Laurels Abound
Back in September 2017, I posted a short piece about W.S. Merwin on his birthday and how his words and poetry inspired me.
He died on Friday, March 15, 2019 at his home in Hawaii, according to The New York Times obituary: W.S. Merwin, Poet of Life’s Damnable Evanescence, Dies at 91.
No, Evanescence is not referring to the overwrought band of the early 2000s. According to vocabulary.com: “After you lose a loved one, often you're gripped with a fear of evanescence, or the rapid fading from sight or memory of that person. Evanescence comes from the Latin evanescere meaning "disappear, vanish." Something that possesses qualities of evanescence, has a quality of disappearing or vanishing.”
I am keenly aware of this feeling of evanescence. I think W.S. Merwin was too.
I know we’re sitting here on the cusp of spring, ready for the buds to pop out and the sun to warm the earth. But just imagine here with me that we’re already at the end of May. In “To Paula in Late Spring,” a poem from his 2009 Pulitzer Prize winning collection “The Shadow of Sirius,” W.S. Merwin wrote:
Let me imagine that we will come again
when we want to and it will be spring
we will be no older than we ever were
the worn griefs will have eased like the early cloud
through which the morning slowly comes to itself
and the ancient defenses against the dead
will be done with and left to the dead at last
the light will be as it is now in the garden
that we have made here these years together
of our long evenings and astonishment
Let that just sit with you for a minute.
I was startled at the use of the word “astonishment” at the end of the poem; were you?
Merwin published this poem ten years before he died.
Now I’m sitting here, hoping that my worn griefs will ease like morning clouds. Here’s one cloud. Her name is Caroline. She died on March 15, 2003 at age 22. I had a vivid dream about her and all my high school friends last night. It was a silly dream, but what I remember most about it was the laughter. I wrote a piece about Caroline in May 2013 that you can read here.
Here’s another cloud. Shelane. She died on June 12, 2015 at age 35.
Merwin’s is a long obit; he was 91 after all. As Margalit Fox of the New York Times put it, “Laurels Abound.” National Book Awards, two Pulitzer Prizes, the Poet Laureate of the United States, and many more. But did you know that laurels, the plants, can be poisonous? They contain hydrogen cyanide, and if ingested in large amounts, can even kill you. It’s apparent that Merwin loved nature. He cultivated his land in Hawaii until the end. I wonder how he felt about all the awards and accolades, but I did read that he became somewhat of a recluse and stopped answering his phone sometime in the 1970s.
The New York Times article cites Peter Davison: “The intentions of Merwin’s poetry are as broad as the biosphere yet as intimate as a whisper,” Peter Davison, the longtime poetry editor of The Atlantic, wrote there in 1997. “He conveys in the sweet simplicity of grounded language a sense of the self where it belongs, floating between heaven, earth and underground.”

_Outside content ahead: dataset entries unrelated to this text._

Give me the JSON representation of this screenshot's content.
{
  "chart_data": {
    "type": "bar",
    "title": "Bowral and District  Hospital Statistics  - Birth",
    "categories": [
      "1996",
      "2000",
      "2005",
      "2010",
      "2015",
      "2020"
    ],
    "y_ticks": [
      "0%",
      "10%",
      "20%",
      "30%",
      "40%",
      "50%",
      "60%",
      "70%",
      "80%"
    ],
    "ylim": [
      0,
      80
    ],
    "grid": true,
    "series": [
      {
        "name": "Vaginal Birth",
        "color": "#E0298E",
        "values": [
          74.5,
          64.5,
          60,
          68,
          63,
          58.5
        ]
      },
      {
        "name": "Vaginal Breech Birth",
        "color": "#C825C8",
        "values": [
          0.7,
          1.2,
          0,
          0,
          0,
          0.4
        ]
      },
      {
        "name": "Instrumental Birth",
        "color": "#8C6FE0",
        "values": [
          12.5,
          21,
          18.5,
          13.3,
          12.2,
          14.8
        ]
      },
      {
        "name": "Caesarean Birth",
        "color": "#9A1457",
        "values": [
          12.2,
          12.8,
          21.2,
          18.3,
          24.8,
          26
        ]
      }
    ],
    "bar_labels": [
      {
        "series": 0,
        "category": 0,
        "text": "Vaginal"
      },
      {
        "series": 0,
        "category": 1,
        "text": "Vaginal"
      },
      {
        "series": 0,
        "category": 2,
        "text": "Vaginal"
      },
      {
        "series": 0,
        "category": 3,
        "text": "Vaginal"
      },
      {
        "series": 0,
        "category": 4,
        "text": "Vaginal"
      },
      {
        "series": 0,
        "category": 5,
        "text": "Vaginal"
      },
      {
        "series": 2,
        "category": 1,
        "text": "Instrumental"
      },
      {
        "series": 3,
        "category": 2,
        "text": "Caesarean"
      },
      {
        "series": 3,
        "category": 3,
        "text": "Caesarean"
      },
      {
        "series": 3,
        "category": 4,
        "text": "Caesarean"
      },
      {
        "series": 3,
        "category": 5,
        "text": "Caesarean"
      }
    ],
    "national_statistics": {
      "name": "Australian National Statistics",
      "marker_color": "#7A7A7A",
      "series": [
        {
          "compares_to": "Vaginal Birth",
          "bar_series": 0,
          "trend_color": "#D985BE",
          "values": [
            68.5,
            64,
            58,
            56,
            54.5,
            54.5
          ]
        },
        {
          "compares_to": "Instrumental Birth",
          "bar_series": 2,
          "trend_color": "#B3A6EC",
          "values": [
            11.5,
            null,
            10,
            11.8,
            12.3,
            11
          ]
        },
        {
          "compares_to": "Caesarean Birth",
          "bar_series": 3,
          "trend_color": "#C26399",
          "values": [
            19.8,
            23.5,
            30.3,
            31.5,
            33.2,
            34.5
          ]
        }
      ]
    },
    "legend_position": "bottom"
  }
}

I go to my bookshelf of poetry and dust off my copy of The Vintage Book of Contemporary American Poetry to see if I can physically touch Merwin’s words. He’s right there on page 269, in between James Merrill and A. R. Ammons.
I find this poem:
For the Anniversary of My Death
Every year without knowing it I have passed the day
When the last fires will wave to me
And the silence will set out
Tireless traveler
Like the beam of a lightless starThen I will no longer
Find myself in life as in a strange garment
Surprised at the earth
And the love of one woman
And the shamelessness of men
As today writing after three days of rain
Hearing the wren sing and the falling cease
And bowing not knowing to what
I read the poem, and then I reread it, this time in an audible whisper, as if to not awaken the dead.